Chronic pain disrupts Cl⁻ transport in VTA GABAergic through a microglia-BDNF signaling pathway. a, KCC2 labeling in the VTA was primarily localized in processes not labeled for TH. Immunolabeling of KCC2 (green) was identified in non-TH (red)-labeled neurons and the labeling was punctate, which is indicative of terminal arborization. Scale bar, 75 μm. The right micrographs represent a single image of a TH+ neuron (middle, arrowhead) surrounded by KCC2-immunoreactive arbors (bottom). The top image is a merge of the bottom two images. b, The chronic pain (PNI) group exhibited decreased KCC2 expression in the VTA that could be recovered by systemic treatment with minocycline (PNI+MC; 30 mg/kg). Left black and white micrographs are representative images of KCC2 labeling in the VTA of sham and PNI groups. The right histogram shows KCC2 quantification. Error bars indicate SEM. *p < 0.05, **p < 0.01. AU, Arbitrary units. c, Top left, KCC2 function was assayed in VTA slices using MQAE FLIM. The VTA was localized with brain atlas coordinates and confirmed with TH labeling (red) after Cl⁻ imaging assay.

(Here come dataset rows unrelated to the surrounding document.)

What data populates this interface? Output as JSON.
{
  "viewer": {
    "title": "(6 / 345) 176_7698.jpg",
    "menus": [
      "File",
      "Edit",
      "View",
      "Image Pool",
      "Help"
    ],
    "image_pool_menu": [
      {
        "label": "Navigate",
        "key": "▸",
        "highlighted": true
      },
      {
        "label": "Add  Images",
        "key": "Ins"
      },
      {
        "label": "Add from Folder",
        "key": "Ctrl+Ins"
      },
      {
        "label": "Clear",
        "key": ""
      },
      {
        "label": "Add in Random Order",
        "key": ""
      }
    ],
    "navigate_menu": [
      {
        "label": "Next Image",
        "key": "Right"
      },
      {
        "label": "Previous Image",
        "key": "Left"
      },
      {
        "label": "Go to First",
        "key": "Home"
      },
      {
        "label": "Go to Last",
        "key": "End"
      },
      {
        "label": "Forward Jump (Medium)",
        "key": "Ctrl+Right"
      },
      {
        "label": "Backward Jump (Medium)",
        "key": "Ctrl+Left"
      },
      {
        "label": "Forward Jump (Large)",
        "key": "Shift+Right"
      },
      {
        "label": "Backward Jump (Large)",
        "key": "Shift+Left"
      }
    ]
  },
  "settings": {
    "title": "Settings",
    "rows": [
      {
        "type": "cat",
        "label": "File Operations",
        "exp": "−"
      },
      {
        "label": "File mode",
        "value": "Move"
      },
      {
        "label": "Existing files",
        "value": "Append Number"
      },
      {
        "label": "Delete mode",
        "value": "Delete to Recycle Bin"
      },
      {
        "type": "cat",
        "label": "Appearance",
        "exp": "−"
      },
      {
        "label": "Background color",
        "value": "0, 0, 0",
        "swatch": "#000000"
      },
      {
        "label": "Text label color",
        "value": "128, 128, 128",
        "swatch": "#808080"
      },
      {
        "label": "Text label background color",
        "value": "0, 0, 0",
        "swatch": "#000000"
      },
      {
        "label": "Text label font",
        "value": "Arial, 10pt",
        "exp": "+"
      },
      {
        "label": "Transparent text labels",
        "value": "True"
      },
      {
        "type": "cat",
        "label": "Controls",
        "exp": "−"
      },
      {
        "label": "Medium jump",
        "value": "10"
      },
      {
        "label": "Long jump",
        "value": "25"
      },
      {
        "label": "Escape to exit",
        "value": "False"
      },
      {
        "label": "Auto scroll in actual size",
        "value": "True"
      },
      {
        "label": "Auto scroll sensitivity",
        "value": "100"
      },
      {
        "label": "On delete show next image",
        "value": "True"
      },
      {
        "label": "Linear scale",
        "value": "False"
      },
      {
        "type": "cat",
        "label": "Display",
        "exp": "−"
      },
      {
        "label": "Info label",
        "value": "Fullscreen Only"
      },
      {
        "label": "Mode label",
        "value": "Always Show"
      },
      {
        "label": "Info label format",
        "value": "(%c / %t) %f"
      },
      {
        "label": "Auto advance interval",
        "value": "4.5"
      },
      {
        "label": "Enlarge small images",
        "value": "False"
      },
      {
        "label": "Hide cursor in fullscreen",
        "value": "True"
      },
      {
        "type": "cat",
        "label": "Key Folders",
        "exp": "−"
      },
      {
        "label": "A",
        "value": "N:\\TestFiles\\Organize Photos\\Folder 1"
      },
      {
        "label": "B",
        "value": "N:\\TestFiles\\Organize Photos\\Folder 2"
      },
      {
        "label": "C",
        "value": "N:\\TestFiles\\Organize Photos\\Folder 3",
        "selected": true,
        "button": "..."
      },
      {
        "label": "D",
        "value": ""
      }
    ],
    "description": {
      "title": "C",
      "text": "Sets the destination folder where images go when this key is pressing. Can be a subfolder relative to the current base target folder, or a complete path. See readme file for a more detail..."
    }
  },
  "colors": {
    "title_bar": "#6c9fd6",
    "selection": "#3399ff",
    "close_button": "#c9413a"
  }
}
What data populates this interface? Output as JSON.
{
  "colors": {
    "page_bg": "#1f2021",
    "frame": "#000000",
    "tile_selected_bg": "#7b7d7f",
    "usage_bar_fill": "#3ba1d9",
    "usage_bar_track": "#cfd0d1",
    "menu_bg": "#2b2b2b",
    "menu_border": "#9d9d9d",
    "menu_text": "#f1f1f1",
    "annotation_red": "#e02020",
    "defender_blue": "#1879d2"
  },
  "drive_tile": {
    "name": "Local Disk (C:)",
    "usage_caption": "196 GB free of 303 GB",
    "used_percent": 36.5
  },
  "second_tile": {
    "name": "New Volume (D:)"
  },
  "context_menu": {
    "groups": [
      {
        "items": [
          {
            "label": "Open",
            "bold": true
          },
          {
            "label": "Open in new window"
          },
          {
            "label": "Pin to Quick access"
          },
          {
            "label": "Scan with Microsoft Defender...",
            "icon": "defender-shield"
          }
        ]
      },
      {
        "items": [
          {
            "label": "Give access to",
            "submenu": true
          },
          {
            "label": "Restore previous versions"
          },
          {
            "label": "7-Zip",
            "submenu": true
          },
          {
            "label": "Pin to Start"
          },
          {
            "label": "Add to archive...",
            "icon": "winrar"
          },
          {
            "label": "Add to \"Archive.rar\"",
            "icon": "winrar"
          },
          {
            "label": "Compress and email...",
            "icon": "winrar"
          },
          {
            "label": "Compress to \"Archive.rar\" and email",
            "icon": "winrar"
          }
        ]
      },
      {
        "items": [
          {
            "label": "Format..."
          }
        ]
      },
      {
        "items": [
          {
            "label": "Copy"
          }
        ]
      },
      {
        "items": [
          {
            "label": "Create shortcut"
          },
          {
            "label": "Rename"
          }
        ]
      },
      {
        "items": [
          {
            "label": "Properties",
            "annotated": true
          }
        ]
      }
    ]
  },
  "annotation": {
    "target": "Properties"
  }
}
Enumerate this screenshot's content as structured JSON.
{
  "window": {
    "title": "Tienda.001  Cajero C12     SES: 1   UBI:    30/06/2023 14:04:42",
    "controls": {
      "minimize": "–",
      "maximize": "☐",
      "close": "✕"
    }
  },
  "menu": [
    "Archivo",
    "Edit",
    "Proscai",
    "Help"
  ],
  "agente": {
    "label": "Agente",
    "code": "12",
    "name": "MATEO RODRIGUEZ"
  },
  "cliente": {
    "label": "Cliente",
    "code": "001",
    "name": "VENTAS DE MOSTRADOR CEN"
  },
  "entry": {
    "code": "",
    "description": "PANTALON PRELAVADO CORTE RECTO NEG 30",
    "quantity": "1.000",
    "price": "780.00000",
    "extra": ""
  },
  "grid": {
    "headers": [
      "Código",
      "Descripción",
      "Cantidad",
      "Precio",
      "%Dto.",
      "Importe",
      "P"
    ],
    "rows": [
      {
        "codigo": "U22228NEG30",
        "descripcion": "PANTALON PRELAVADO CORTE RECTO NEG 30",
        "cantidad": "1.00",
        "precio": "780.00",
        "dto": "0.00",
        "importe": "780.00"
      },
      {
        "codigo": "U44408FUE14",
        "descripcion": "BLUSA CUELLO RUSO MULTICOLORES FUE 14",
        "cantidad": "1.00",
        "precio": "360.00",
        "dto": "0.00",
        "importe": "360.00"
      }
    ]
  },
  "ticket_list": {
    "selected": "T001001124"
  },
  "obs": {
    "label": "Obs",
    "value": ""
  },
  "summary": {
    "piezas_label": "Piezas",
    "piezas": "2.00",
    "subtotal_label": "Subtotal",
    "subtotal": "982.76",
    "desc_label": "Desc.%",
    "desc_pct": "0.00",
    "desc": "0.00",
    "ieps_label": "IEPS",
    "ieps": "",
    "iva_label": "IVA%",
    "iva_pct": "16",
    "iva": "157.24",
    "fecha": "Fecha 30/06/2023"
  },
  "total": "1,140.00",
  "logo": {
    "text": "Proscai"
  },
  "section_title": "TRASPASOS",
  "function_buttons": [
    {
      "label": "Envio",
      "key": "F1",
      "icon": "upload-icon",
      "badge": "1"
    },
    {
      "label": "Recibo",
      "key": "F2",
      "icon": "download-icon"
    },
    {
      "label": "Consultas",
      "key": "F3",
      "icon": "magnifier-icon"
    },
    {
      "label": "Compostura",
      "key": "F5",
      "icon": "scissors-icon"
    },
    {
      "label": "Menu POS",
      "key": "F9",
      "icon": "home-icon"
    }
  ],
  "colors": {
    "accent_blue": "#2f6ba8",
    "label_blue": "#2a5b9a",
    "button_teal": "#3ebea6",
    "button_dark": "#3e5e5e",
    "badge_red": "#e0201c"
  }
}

Bottom left, Representative micrographs showing MQAE loading in GAD65-GFP cells (white arrows) in the VTA (2-photon optical section ∼1 μm). Top right, Pseudocolor images showing lifetime maps from control VTA slices in the presence of 2.5 or 15 mm KCl. d, Representative lifetime plots from VTA slices. e, Graph plotted by averaging the slope in the lifetime plots immediately after administration of 15 mm KCl. The PNI group had significantly slower fluorescence lifetime change rate indicative of a slower transport of Cl⁻ into the cell. Normal transport rate was restored in animals pretreated with minocycline (PNI+MC) or in slices treated with a TrkB antagonist (PNI+anti-trkB). (*p < 0.05; n = 7 animals with at least 2 slices per animal, 14–20 slices/condition, and 70–100 cells, on average 5/slice). Error bars indicate SEM. f, VTA punches from the PNI group showed significantly elevated BDNF protein, which was blocked with pretreatment with MC. *p < 0.05 compared with sham, #p < 0.05 compared with PNI+saline. Error bars indicate SEM.